Michigan Central Station – Detroit, Michigan - Atlas Obscura

Michigan Central Station

A Beaux-Arts triumph rises from decades of decay to become the heart of a new innovation district 


Possibly the most photographed abandoned building in Detroit, the massive Beaux-Arts train station known as Michigan Central Station (MCS) stood empty and neglected for 30 years.

Once a popular and bustling transit hub, the station whose abandoned shell would become a symbol of Detroit’s economic problems was designed at the turn of the last century, part of the popular “City Beautiful” urban planning movement. Inspired by Chicago’s 1894 World’s Columbian Exposition and its romantic, neoclassical White City, the movement focused on beautifying urban spaces and erecting grand, monumental buildings and was particularly prevalent in Detroit, Chicago, and Washington, DC. The elegant new building was designed by the same team of architects responsible for New York’s Grand Central Station — Warren & Wetmore of New York and Reed & Stem of St.
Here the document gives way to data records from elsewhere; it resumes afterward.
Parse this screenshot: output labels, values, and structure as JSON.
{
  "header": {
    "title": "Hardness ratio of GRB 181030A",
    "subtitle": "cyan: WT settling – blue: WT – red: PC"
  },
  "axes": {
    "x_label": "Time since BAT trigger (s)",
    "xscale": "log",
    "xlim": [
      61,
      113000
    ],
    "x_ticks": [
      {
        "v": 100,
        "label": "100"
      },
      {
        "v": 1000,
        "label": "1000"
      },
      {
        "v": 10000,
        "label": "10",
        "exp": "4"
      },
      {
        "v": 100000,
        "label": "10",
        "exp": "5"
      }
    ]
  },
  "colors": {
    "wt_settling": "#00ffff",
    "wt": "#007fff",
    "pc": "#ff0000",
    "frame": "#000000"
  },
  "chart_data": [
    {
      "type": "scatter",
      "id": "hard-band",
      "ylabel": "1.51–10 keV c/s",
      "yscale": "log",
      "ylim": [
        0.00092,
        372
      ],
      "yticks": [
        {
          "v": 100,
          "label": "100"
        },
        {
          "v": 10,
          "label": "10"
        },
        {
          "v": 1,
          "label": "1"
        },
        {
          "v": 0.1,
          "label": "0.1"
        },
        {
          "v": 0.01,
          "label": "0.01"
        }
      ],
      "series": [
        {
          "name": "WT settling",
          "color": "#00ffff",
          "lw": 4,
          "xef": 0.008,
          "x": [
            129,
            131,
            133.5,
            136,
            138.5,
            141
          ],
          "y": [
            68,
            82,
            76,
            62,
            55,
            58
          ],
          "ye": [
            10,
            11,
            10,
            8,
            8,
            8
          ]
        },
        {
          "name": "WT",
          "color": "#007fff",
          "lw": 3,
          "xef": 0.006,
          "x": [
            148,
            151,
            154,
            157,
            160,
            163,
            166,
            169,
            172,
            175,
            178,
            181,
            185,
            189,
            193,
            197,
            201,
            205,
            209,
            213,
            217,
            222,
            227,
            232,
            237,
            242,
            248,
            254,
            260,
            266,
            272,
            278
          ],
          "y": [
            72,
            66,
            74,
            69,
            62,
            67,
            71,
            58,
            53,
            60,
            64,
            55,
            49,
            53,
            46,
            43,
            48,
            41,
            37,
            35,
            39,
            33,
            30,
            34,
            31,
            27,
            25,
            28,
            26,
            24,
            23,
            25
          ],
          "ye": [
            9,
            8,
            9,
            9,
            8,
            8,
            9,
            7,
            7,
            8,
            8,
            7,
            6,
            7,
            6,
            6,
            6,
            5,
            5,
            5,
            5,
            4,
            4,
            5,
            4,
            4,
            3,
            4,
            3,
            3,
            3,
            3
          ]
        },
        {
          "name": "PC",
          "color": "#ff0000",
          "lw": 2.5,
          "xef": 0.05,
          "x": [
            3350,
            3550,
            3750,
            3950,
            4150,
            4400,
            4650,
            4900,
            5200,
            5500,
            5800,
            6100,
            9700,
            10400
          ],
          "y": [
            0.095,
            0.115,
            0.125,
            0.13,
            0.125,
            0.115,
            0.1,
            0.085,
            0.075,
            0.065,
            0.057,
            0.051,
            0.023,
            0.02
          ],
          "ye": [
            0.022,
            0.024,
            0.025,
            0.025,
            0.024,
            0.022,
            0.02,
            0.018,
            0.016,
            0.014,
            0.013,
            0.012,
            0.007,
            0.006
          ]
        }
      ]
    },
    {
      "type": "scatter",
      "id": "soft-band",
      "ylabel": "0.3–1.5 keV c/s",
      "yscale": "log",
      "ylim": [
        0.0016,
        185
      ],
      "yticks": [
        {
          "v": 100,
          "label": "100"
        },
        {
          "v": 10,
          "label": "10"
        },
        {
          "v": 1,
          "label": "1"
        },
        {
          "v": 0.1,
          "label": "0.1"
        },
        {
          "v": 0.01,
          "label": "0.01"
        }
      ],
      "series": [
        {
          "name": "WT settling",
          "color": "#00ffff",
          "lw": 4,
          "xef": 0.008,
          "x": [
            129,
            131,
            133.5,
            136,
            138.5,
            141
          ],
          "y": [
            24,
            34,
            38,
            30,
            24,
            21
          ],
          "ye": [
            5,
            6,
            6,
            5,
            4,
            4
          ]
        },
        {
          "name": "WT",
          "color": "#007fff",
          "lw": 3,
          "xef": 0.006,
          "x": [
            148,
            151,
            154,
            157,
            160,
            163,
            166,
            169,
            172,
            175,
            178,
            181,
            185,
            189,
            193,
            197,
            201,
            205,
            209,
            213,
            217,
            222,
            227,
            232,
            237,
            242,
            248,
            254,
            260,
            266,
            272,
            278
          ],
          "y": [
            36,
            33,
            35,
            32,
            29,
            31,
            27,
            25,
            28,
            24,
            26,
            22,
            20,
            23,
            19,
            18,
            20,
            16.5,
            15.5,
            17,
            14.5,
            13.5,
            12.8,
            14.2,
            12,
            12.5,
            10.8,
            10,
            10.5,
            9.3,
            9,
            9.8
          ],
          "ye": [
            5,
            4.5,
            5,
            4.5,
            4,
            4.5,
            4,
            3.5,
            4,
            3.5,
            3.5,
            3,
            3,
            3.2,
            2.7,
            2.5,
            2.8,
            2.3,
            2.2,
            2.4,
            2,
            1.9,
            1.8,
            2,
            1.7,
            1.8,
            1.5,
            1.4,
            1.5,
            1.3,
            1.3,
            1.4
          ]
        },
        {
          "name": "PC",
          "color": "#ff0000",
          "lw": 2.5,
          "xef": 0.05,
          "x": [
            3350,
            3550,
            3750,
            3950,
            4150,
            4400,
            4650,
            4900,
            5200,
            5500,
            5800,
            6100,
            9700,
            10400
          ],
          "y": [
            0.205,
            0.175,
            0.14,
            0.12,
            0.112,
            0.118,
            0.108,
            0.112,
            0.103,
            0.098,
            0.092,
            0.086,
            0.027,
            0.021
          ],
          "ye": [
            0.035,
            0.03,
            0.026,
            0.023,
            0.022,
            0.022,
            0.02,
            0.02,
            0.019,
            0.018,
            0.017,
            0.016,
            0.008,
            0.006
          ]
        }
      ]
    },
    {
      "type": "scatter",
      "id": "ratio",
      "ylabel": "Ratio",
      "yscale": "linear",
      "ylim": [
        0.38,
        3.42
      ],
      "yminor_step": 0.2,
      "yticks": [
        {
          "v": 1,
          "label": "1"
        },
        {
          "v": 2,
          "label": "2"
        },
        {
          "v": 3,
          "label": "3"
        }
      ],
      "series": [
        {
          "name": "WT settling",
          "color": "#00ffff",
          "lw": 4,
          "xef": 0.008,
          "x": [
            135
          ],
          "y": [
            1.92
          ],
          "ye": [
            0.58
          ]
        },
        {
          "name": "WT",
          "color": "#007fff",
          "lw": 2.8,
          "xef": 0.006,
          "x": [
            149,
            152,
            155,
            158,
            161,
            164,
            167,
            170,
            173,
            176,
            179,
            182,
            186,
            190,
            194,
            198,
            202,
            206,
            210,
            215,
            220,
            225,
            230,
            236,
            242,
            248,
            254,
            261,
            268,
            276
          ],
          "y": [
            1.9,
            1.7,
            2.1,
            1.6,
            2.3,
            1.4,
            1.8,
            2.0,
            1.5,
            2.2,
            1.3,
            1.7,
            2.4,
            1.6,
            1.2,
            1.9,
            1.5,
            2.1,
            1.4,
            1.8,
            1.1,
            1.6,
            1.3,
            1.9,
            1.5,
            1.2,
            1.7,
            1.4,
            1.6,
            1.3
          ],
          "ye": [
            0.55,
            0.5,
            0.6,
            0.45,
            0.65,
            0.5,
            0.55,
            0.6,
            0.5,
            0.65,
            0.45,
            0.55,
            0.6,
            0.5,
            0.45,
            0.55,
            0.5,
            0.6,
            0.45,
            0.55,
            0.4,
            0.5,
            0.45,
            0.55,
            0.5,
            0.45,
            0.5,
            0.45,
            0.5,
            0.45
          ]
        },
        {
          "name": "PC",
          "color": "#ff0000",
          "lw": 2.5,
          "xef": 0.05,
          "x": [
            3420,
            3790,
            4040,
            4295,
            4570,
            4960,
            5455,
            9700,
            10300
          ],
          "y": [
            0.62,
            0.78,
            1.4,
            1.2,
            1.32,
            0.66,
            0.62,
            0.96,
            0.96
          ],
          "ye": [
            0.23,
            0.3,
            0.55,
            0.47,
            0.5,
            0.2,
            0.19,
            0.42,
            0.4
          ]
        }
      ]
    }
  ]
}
Paul, Minnesota.

The massive new edifice was scheduled to dedicated on January 4, 1914, but on December 26, 1913, a fire broke out and rapidly gutted the city’s previous station. The next day local newspapers recorded not only the new depot’s spectacular interior, but also the marvel of its opening days early on “a half hour’s notice.” The huge building contained the tracks and station along with services like shops, lounges, and restaurants, and the tower held 500 offices for the railroad’s business.

For the first 20 years of its life, MCS was a source of civic pride, and an elegant example of the growing city’s potential. Hundreds of trains passed through the station each day at its peak before World War II. Beginning in the middle of the century, however, rail travel began to decline.
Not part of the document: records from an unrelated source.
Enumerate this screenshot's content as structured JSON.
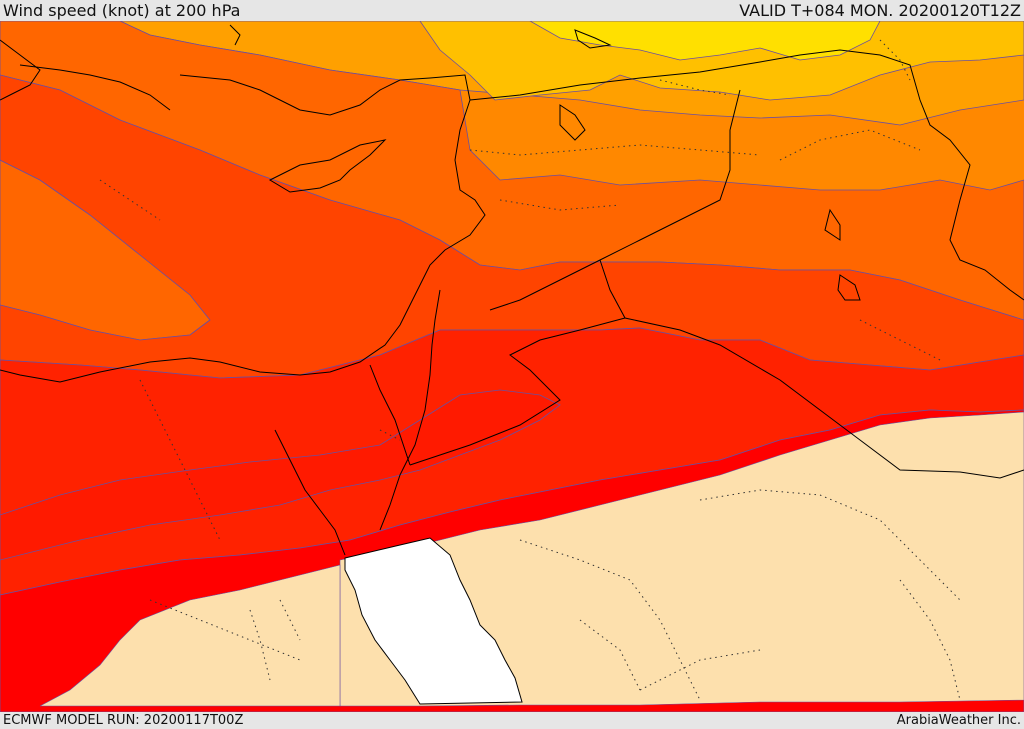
{
  "header": {
    "title": "Wind speed (knot) at 200 hPa",
    "valid": "VALID T+084 MON. 20200120T12Z"
  },
  "footer": {
    "model_run": "ECMWF MODEL RUN: 20200117T00Z",
    "credit": "ArabiaWeather Inc."
  },
  "legend_colors": {
    "band_1": "#ffe000",
    "band_2": "#ffc000",
    "band_3": "#ffa000",
    "band_4": "#ff8800",
    "band_5": "#ff6600",
    "band_6": "#ff4400",
    "band_7": "#ff2200",
    "band_8": "#ff0000",
    "calm_land": "#fde0ad",
    "masked_sea": "#ffffff",
    "contour_line": "#6b4fa0",
    "coastline": "#000000"
  }
}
By the 1950s business was struggling, and in 1970 the railway company that owned the station declared bankruptcy. As train travel declined in general and automobile traffic expanded (especially in Motor City), fewer and fewer trains passed through. Efforts by Amtrak and the US government extended the building’s life through the 1970s, but by the mid-1980s only a handful of trains came and left from the vast station.
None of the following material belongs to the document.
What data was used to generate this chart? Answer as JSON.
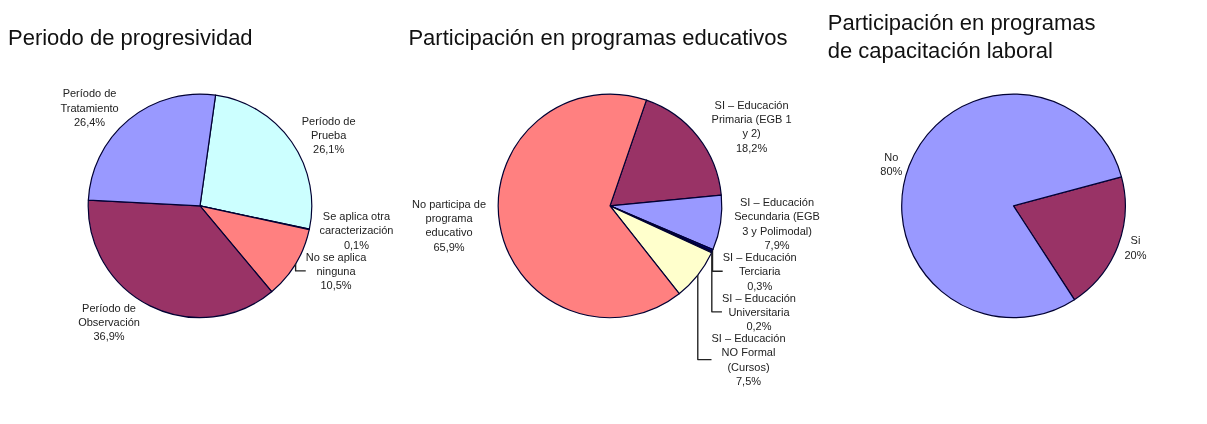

On January 5, 1988, the last train left the station and the building began its second life as a symbol of the decline of Detroit, open to passersby and looters until 1995 when a fence was finally erected, a somewhat effective deterrent.

Despite its status on the National Register of Historic Places, the building’s future was uncertain. Over the years, plans were put forward to renovate the structure into a casino, a trade and customs center, city police headquarters, a hotel, or an office building, but all failed without even making it past the planning stages. In April of 2009, the Detroit city council passed a motion ordering the building demolished. The protests of hundreds of local citizens and organizations like the Michigan Central Station Preservation Society — as well as the sheer cost — successfully staved off demolition, but left the once-grand structure in limbo with no concrete plans in place for its preservation.

In June of 2018, Ford Motor Co. announced it had purchased the building and planned to  transform it and surrounding properties into a mobility innovation district by 2022. After the investment of hundreds of millions of dollars and a six-year renovation to restore the structure to its former glory, Michigan Central Station reopened to the public on June 6, 2024. The reopening ceremony is meant to kick off a “phased reactivation” wherein restaurants, retailers, office tenants, and other partners will gradually refill the long-empty depot. Brought back to life by the efforts of a community that never fully gave up on it, Michigan Central Station looks set to be reborn as a symbol not of blight and decay, but of the tenacity and revitalization of the “Renaissance City.” 

Know Before You Go

After June 16th, 2024, the first floor of the building is scheduled to be open for tours on Fridays and Saturdays through the summer. Expanded hours are set to be announced for the fall as the "phased reactivation" progresses.